An amalgamation of some of my favorite young adult fantasy stories infused with fresh perspective, Throne of Glass by Sarah J. Maas captivated me from start to finish. Full of intrigue and deception, the story never lagged. Fast-paced action complemented a strong, determined heroine (I’m a sucker for a story about a young assassin with a murky past).
After serving out a year of hard labor in the salt mines of Endovier for her crimes, 18-year-old assassin Celaena Sardothien is dragged before the Crown Prince. Prince Dorian offers her her freedom on one condition: she must act as his champion in a competition to find a new royal assassin. Her opponents are men-thieves and assassins and warriors from across the empire, each sponsored by a member of the king’s council. If she beats her opponents in a series of eliminations, she’ll serve the kingdom for three years and then be granted her freedom.
Celaena finds her training sessions with the captain of the guard, Westfall, challenging and exhilarating. But she’s bored stiff by court life. Things get a little more interesting when the prince starts to show interest in her… but it’s the gruff Captain Westfall who seems to understand her best.
Then one of the other contestants turns up dead… quickly followed by another.
Can Celaena figure out who the killer is before she becomes a victim? As the young assassin investigates, her search leads her to discover a greater destiny than she could possibly have imagined.
Celaena stole the show…er, the book. I am officially invested in her future. She has the requisite difficult upbringing, including little to no emotional connections. Obviously, that works well for her assassin trade. If I had to describe Celaena in one word, it would be: survivor. Life keeps throwing her ridiculous obstacles that she continues to overcome. Her parents are dead, she was sent to a prison camp, and her only hope of freedom is winning the strange contest to become the King’s Champion. Celaena is solitary in the beginning of the book, but, by the end, she has secured a few friends (though, we’ll have to see if they stay that way – I have my suspicions).

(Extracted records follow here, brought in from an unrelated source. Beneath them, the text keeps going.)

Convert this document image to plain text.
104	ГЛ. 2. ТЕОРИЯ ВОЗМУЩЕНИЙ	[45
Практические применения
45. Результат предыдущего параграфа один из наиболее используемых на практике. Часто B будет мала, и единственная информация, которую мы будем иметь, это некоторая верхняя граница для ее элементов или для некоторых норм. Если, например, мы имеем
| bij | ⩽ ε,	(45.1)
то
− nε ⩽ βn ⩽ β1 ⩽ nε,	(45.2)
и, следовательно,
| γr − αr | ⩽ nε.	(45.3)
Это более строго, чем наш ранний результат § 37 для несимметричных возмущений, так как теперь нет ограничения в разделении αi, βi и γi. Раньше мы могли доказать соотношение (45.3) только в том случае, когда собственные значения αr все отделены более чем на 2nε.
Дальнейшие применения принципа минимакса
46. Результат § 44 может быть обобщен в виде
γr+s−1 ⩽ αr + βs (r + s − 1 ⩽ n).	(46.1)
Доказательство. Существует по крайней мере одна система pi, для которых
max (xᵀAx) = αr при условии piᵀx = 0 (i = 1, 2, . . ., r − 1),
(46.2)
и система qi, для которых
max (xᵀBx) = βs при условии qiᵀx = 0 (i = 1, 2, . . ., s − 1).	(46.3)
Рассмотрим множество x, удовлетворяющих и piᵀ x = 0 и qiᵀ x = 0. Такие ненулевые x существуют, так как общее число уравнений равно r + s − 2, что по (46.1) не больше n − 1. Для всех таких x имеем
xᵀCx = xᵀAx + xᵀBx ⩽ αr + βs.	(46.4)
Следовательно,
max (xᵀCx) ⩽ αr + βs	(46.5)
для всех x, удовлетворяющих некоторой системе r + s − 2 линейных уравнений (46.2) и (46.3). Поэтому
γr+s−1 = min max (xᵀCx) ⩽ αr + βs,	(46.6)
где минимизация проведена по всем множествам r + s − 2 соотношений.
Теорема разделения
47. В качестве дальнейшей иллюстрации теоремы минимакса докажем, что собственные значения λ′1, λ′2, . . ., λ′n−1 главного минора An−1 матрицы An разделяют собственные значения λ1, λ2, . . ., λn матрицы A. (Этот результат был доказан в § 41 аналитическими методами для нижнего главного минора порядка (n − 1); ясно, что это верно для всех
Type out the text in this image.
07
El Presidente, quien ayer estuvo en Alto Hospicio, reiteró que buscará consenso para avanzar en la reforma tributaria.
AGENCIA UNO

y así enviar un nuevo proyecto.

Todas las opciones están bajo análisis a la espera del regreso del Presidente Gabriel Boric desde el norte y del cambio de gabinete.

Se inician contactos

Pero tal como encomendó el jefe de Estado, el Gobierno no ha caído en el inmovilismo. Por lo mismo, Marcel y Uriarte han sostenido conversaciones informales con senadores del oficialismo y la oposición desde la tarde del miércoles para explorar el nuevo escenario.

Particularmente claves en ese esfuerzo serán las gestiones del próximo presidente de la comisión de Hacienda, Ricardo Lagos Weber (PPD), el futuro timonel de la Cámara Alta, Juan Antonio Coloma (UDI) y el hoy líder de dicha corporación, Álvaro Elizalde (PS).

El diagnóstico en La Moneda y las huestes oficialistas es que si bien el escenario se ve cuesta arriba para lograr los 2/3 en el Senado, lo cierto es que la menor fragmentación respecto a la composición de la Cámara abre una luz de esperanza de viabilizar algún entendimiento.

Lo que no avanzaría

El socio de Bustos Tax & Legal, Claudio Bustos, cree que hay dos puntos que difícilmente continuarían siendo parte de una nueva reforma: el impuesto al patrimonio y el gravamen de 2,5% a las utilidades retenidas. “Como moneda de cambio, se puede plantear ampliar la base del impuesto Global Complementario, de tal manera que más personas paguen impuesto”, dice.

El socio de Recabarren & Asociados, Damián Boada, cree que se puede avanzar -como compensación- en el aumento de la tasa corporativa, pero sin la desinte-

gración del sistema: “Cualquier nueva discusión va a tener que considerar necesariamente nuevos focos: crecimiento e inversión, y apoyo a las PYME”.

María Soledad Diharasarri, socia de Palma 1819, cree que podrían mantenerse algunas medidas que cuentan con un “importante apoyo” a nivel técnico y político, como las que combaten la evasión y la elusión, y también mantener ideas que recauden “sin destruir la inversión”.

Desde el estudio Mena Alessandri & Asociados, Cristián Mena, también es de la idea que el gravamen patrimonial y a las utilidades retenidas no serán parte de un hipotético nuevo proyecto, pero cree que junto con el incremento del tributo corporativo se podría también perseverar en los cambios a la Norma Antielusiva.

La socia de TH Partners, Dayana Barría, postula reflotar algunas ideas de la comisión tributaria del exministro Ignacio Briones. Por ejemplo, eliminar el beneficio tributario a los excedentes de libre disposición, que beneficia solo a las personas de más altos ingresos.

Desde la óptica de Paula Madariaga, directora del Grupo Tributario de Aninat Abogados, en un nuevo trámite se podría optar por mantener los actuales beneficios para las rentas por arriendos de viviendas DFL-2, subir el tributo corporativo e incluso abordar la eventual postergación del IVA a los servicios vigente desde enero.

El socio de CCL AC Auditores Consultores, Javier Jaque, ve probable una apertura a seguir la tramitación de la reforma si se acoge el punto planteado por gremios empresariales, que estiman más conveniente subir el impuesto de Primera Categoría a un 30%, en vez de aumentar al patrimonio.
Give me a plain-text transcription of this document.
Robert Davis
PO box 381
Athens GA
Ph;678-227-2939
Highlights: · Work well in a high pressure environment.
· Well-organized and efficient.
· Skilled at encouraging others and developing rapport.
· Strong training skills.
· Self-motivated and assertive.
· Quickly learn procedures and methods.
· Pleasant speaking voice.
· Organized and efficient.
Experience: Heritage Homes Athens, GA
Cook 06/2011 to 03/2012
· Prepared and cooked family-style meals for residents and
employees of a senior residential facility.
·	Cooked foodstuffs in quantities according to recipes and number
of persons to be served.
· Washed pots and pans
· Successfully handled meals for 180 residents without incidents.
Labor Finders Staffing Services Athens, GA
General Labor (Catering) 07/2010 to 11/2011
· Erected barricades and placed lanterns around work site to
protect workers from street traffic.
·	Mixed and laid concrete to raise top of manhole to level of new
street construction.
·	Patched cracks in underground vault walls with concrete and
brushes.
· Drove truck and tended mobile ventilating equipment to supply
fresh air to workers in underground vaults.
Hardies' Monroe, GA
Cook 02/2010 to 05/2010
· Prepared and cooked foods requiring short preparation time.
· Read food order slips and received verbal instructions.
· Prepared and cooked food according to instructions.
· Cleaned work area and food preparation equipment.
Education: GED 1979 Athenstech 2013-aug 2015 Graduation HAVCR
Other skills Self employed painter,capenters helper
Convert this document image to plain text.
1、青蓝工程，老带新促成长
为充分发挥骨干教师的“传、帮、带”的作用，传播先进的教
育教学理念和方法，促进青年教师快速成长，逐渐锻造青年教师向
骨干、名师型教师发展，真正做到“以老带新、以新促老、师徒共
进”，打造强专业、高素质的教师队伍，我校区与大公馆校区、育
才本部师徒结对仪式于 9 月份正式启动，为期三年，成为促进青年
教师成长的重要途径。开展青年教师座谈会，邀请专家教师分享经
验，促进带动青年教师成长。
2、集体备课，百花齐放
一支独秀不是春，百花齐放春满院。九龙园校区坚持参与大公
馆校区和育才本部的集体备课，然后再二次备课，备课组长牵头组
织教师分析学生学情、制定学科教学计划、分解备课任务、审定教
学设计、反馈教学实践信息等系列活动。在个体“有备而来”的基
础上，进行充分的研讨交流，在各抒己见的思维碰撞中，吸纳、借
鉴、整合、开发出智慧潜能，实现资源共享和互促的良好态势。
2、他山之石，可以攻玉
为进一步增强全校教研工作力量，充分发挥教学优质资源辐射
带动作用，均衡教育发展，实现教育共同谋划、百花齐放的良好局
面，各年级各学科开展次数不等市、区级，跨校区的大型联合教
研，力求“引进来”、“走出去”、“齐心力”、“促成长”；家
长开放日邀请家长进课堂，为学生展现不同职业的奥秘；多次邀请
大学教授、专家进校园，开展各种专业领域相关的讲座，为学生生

Her relationships with Dorian, the Crown Prince, and Chaol, Captain of the Guard, evolve in a way that is complicated without feeling like manufactured angst.
Turning to the supporting characters (ignoring the villains who were appropriately villainous), Celaena’s crew is comprised of Dorian, Chaol, and Princess Nehemia. Dorian has his hands full with princely responsibilities and an angry father. He’s more light-hearted and quick to joke around. Nehemia didn’t get enough storyline (but there’s hope for her in the next books!). She is a strong presence and is also hiding secrets. However, Chaol was my favorite. He’s gruff but sweet, and I see so much potential for him. Usually serious, Chaol is a bit of a party pooper but only because he’s constantly worrying about his friends.
Though the story begins with Celaena leaving the prison camp, we get plenty of detail throughout about her life in the horrid camp. It’s a miracle that she survived such desperate conditions and incredible abuse. That knack for survival factors in when several of Celaena’s competitors begin sabotaging the contest. Her small stature and quiet demeanor allow her to fly under the radar, at first. Then, it becomes a challenge to stay alive, let alone win the contest and become the King’s Champion. Evidence of dark magic and strange symbols keep appearing at the site of various competitor’s violent deaths, so Celeana begins to research the symbols in her spare time and with the use of the King’s impressive library. Celeana notices several of her inner circle behaving oddly which reinforces her resistance to trust others. In essence there are three battles occurring at once: the competition to become the King’s Champion, Celaena’s struggle to stay alive as competitors are murdered in cold blood, and Celaena’s difficulty in trusting those in her inner circle even as she craves meaningful relationships. Eventually, Celaena has to make some tough decisions on whom to trust and hope that she’s made the right choice, because the wrong choice will surely mean her death.
Suffice it to say that I am hooked. With Throne of Glass, Sarah J. Maas constructed a fascinating world with compelling characters, and I want to read more. I’m hoping that we’ll get more of the fantasy elements as the story progresses and Celaena begins to understand her destiny. I’m also crossing my fingers that she survives the King’s bargain and ends up with the right (in my opinion) man. For a young adult fantasy fix with suspense and light romance, look no further than Throne of Glass (at least, until you’ve finished, then look to the next books).